God, how he wanted to snap.
Now, Jasper was watching by the ledge, his ribbons of smoke twirling like a zephyr toward the night sky as it twinkled. He tucked himself away in a dark corner of the balcony and watched. He was always watching. Two glowing eyes in the darkness of the forest. Something’s off, but you don’t know what.
He flicked his cigarette and narrowed his eyes—his jasper-colored eyes.
He hated that fucking gemstone. He hated the humid breeze, caressing his flesh with nothing but chill. He hated the sounds coming from below him and the rattling of the windows like monkeys in cages. He hated so much these days.
He hated himself. He hated his scars. He hated his blonde hair and it’s course curling. He hated being sober, and he hated lying to his “parents.” He hated them. He hated his red bedroom and the cold floors. He hated the memories—and—he—fucking—loathed—Bella—Swan.

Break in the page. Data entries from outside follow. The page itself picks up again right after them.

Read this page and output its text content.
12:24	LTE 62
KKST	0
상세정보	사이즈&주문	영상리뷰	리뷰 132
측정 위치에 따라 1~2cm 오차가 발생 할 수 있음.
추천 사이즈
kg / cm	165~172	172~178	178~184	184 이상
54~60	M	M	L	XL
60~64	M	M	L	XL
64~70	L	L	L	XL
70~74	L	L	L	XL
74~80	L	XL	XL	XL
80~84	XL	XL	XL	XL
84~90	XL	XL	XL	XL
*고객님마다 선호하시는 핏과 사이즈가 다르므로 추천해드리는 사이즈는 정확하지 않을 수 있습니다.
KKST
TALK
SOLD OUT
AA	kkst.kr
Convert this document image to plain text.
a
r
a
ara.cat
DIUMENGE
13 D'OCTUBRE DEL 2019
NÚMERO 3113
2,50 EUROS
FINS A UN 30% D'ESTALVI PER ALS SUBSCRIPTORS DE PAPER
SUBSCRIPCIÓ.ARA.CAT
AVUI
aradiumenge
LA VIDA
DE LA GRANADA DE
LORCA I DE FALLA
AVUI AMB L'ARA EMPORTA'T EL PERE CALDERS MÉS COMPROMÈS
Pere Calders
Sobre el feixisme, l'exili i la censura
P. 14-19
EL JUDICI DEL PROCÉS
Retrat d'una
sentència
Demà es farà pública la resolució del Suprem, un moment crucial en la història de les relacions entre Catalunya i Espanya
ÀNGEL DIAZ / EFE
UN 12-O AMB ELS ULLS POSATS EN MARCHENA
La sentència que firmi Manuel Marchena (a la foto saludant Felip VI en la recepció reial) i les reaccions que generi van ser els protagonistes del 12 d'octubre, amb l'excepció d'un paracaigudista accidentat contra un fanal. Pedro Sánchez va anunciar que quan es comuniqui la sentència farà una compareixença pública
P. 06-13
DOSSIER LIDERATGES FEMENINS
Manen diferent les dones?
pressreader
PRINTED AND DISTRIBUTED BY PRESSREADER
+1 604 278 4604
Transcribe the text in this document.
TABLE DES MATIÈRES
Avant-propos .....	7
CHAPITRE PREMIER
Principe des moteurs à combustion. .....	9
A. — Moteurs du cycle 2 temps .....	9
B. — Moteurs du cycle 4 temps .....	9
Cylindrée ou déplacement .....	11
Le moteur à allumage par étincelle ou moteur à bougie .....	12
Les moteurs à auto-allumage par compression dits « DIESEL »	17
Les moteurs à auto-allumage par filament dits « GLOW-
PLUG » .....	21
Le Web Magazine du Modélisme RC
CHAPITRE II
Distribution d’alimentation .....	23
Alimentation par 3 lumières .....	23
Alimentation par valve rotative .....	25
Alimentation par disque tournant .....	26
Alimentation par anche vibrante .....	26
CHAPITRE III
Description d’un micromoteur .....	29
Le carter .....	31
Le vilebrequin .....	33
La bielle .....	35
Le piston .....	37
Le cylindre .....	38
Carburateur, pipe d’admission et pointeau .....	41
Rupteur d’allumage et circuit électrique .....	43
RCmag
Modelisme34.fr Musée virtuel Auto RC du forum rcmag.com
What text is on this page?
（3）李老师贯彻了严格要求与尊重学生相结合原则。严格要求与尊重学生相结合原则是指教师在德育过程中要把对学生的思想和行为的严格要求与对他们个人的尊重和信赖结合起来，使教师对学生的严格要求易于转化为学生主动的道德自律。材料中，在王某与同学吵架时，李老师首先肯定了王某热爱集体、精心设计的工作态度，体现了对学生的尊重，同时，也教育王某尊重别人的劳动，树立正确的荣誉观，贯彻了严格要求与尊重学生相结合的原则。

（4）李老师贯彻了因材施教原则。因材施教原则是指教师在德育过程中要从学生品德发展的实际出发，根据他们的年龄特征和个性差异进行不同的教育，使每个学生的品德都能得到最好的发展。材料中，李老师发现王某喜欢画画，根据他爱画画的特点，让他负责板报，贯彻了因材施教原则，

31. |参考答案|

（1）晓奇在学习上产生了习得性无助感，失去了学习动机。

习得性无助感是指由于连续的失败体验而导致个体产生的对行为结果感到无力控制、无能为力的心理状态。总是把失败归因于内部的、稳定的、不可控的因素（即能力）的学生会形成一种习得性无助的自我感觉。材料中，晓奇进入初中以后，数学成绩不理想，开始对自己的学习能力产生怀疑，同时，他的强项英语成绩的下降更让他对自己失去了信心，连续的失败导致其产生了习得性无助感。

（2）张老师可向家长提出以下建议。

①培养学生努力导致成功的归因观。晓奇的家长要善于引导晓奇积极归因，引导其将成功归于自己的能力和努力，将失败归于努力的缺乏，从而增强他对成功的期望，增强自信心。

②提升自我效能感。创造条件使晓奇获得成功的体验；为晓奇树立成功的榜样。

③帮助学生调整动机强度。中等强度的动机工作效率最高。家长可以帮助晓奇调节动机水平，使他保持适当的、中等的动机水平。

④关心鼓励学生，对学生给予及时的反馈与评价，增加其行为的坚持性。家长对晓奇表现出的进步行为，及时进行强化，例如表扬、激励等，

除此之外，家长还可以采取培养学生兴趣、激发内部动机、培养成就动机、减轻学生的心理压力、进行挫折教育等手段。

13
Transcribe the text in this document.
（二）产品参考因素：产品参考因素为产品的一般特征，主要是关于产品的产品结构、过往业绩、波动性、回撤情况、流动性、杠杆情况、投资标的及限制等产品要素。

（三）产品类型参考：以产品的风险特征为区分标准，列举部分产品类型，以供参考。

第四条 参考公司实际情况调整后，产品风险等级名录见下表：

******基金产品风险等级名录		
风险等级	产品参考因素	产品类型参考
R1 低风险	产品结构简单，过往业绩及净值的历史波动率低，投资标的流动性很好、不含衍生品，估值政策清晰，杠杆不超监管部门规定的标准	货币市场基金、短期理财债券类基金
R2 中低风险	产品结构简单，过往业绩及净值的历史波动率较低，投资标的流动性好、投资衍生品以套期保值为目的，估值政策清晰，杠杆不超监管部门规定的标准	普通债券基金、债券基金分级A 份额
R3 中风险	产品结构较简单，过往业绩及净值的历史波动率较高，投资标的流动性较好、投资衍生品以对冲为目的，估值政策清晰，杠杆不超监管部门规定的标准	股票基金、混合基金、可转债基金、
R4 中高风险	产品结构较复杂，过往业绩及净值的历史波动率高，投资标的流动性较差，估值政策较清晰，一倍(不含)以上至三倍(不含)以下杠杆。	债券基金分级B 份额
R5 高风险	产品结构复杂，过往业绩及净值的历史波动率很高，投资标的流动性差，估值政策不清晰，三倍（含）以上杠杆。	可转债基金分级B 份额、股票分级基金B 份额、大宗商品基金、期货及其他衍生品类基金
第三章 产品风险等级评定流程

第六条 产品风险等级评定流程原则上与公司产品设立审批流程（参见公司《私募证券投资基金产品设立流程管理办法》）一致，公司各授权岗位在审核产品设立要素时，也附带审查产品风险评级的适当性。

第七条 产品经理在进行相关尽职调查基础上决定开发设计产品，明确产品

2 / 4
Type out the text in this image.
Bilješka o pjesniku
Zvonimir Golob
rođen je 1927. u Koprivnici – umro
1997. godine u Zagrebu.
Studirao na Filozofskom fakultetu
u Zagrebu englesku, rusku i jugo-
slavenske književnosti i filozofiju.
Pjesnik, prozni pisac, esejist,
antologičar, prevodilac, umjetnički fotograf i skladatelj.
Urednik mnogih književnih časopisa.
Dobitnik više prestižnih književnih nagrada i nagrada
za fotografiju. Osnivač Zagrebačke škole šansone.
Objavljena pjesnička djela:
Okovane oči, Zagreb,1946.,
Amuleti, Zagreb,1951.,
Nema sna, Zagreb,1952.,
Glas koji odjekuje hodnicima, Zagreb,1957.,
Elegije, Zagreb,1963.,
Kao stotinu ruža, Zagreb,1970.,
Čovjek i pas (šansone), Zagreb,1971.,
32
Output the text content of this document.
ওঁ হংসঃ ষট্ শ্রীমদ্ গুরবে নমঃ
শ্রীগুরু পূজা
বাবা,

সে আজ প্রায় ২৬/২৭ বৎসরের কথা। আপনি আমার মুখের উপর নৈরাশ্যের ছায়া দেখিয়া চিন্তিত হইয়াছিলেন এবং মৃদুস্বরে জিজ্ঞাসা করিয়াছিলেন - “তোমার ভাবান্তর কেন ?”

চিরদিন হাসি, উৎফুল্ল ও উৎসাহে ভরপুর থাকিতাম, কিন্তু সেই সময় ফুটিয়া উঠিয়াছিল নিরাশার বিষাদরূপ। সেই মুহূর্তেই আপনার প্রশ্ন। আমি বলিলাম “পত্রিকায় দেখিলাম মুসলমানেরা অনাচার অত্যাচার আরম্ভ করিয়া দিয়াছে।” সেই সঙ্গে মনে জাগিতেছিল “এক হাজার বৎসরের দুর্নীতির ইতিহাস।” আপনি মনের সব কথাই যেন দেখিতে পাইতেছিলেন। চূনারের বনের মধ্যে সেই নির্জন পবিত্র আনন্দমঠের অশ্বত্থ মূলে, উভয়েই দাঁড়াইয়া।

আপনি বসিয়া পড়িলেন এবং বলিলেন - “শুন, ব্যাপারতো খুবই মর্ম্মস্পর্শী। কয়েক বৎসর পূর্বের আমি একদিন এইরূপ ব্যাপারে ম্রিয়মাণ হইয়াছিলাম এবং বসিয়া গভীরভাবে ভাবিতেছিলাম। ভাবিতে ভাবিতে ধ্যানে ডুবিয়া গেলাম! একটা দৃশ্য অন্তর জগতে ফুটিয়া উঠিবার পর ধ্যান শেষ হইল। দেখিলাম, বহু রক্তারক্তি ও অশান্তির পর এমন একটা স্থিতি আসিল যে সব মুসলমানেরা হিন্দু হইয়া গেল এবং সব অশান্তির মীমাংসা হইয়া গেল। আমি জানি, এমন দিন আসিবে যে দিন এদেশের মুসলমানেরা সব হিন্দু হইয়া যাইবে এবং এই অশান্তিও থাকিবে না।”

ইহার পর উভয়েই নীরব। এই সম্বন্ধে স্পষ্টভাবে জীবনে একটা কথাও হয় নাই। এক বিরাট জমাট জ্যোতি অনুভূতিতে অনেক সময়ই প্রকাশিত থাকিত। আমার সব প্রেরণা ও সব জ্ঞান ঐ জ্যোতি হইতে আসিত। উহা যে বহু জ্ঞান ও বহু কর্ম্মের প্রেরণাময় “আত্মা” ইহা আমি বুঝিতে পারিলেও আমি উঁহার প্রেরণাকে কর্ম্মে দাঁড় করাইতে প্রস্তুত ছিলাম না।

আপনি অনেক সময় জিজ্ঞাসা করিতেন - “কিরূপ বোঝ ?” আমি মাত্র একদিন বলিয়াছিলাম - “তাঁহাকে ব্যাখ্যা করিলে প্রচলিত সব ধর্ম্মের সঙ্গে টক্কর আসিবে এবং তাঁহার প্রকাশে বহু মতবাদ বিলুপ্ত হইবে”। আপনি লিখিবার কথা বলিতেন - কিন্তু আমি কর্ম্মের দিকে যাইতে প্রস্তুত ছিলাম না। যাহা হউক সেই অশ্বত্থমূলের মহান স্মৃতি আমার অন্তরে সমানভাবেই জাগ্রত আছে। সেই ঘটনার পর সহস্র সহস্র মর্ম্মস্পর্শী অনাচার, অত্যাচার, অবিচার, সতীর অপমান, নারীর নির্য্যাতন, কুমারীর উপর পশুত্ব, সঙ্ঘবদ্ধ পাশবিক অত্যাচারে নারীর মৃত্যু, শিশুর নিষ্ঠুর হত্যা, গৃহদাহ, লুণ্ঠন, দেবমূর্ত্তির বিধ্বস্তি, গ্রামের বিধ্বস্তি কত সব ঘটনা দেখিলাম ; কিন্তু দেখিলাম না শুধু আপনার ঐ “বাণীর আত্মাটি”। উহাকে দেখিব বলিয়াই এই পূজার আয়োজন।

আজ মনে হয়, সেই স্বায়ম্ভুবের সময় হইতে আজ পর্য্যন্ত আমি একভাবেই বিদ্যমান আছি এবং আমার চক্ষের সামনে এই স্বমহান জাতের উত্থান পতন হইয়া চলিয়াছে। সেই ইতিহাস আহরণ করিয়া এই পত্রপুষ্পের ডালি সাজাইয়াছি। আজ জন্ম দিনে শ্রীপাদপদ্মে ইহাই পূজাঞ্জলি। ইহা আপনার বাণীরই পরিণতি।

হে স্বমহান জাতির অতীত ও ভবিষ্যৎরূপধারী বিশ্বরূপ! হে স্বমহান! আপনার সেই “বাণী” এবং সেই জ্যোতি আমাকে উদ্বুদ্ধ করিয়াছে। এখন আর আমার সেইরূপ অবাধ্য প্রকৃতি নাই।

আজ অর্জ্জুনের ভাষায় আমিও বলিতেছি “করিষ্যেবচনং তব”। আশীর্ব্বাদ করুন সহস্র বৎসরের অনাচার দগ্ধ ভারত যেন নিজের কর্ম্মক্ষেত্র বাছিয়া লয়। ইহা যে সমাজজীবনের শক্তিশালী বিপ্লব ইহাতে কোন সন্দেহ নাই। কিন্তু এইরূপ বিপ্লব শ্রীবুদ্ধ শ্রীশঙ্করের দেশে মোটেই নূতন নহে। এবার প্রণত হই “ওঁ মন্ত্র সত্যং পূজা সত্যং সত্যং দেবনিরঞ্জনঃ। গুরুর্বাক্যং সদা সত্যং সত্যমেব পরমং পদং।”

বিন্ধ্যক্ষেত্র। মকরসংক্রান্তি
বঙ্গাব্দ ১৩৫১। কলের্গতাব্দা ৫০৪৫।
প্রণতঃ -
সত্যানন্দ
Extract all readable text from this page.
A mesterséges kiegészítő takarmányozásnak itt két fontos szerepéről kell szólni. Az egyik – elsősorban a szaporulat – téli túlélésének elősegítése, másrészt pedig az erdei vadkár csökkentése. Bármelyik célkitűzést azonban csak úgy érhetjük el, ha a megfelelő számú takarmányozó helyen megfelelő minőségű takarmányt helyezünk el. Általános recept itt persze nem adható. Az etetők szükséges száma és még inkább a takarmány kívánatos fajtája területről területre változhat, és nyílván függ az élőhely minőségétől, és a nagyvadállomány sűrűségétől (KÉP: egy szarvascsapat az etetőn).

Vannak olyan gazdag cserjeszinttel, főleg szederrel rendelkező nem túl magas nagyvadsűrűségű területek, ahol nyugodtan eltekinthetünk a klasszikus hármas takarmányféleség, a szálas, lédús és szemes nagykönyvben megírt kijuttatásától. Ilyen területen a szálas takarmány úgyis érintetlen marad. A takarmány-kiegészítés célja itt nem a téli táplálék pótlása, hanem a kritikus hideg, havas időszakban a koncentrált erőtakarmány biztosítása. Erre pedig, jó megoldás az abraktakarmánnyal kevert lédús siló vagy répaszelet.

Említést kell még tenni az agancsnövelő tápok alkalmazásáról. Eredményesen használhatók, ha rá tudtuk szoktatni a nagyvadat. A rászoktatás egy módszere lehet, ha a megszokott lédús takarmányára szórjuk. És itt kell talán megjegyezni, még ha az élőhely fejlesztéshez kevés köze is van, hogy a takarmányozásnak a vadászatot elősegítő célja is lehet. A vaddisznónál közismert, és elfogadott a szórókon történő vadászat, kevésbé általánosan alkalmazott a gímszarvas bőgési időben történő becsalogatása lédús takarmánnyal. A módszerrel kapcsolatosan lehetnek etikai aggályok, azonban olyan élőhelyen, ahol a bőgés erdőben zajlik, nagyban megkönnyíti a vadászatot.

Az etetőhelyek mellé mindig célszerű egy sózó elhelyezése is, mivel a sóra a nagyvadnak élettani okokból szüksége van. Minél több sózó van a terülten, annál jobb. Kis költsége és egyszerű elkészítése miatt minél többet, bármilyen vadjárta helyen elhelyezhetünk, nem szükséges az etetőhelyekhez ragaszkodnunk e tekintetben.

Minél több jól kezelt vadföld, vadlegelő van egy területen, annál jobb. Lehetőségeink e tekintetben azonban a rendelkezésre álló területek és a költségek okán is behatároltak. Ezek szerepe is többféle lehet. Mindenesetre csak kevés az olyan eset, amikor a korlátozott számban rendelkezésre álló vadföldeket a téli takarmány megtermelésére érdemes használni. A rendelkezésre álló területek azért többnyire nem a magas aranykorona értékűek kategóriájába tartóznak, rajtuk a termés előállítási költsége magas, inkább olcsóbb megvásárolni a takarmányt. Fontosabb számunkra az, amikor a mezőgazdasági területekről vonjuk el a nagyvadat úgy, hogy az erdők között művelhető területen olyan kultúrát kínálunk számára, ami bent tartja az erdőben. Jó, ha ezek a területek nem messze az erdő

Edward looked so strange now, sitting on the hood of his new car and laughing. He threw his head back, and his abdomen tightened with the chortles. Jasper could sense its dishonesty in the oddest way. He wanted to be there to look a little closer. He wanted to set his jaw and narrow his eyes and peer into that bizarre sound. He dissected it with careful incisions. High. Low. Deep. Repeat. Bounce of the diaphragm. Tosses of bronze.
So few could see his strangeness, really comprehend or grasp its existence.
To Jasper it was a flashing billboard on a crowded interstate. It reminded him of little bugs, teeming beneath tree bark and gnawing until nothing was left but a hollow stump. Slender fingers. Animated as they waved. Words spoken, vibrations of sound that twisted and distorted through a crooked smile. Edward brushed her hair back from her neck. Fingertips grazed her skin, and she smiled, smiled, smiled.
He blew his smoke into the air slowly, allowing the noxious cloud to obstruct the view of lips touching. Hands on backs. Whispers in ears. More laughter, stretching wide around the space and calling, “Look at me! Look at me! Aren’t I so motherfucking divine?”
Tiny, tiny hands, grasping and clutching as their lips glistened under the pale moonlight. Her fingers trailed his shoulders and sank into the blue fabric of his shirt. She hooked her knee around his hip and moaned against him. She reached down and cupped his groin, and he shoved his fingers into her hair with a fevered grunt.